La révocation de 57 magistrats, annoncée par le chef de l’Etat avant que la liste des concernés ne soit rendue publique tard dans la soirée du même jour sans mentionner les motifs personnalisés et reprochés à chacun de ces juges.
Outre la décision de limogeage, la manière a soulevé un tollé général chez la magistrature et les organisations impliquées en matière des droits des justiciables et de l’Homme, en général ? Raison de plus lorsqu’il s’agit des hommes, théoriquement et officiellement, chargés de faire appliquer la justice et l’équité. En effet, ces magistrats ayant toujours appliqué le principe garantissant à tout accusé le droit de se défendre à trois niveaux (première instance, appel et cassation), se sont vu refuser, conformément au décret présidentiel et par la seule volonté du chef de l’Etat, toute possibilité de recours.
Selon le même décret, le recours n’est possible pour ces juges révoqués qu’après un éventuel jugement définitif. Autrement dit, ils peuvent attendre des années et des années et peuvent quitter ce bas monde sans avoir pu défendre leur cause.

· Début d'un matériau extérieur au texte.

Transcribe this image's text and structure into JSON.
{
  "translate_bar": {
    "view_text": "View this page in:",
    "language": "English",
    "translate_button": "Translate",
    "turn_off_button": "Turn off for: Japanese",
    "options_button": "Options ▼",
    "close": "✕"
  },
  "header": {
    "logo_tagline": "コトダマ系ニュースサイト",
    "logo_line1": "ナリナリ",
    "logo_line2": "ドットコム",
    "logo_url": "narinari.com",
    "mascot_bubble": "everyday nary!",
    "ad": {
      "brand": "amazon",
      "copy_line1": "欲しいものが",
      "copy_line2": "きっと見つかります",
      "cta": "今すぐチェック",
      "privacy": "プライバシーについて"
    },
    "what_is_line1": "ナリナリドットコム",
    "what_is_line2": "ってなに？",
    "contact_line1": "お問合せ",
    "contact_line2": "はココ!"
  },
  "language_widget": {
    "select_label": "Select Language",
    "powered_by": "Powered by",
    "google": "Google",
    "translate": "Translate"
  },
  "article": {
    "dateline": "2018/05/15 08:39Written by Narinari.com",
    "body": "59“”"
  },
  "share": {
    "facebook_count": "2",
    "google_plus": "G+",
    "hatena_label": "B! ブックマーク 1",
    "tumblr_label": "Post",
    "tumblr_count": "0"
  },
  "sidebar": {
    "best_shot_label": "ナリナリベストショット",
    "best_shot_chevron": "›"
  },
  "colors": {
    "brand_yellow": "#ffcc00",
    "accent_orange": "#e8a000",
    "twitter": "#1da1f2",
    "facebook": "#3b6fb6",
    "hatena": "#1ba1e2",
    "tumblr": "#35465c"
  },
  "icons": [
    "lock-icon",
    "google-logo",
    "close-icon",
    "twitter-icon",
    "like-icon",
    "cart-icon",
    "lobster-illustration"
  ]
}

Bien entendu, les « ultras » fans de Saïed crient, haut et fort, qu’il n’y a aucun doute sur la culpabilité des magistrats révoqués. Et bien entendu, sans fournir la moindre preuve. Et d’un…
Une simple lecture de la liste de ces magistrats, nous donne une première idée sur leur rang et leur réputation, dans un sens comme dans l’autre. Parlons-en…
En l’absence de documents tangibles, on peut d’ores et déjà se fier à ce que nous apprennent des milieux proches des Palais de justice et des magistrats révoqués. Quand on voit une Kalthoum Kennou, dont l’intégrité n’est plus à prouver, prendre la défense d’un bon nombre de ces juges, il est logique qu’on se pose des interrogations sur la fiabilité de cette décision présidentielle.
Il faut dire que Kaïs Saïed a mis aux oubliettes le Conseil supérieur provisoire de la magistrature qu’il a intronisé, lui-même, suite à une rude bataille avec l’ancien CSM. Pourquoi alors, tout ce forcing pour imposer une décision aussi grave et aux éventuelles conséquences dramatiques, et sur les magistrats et sur leurs familles.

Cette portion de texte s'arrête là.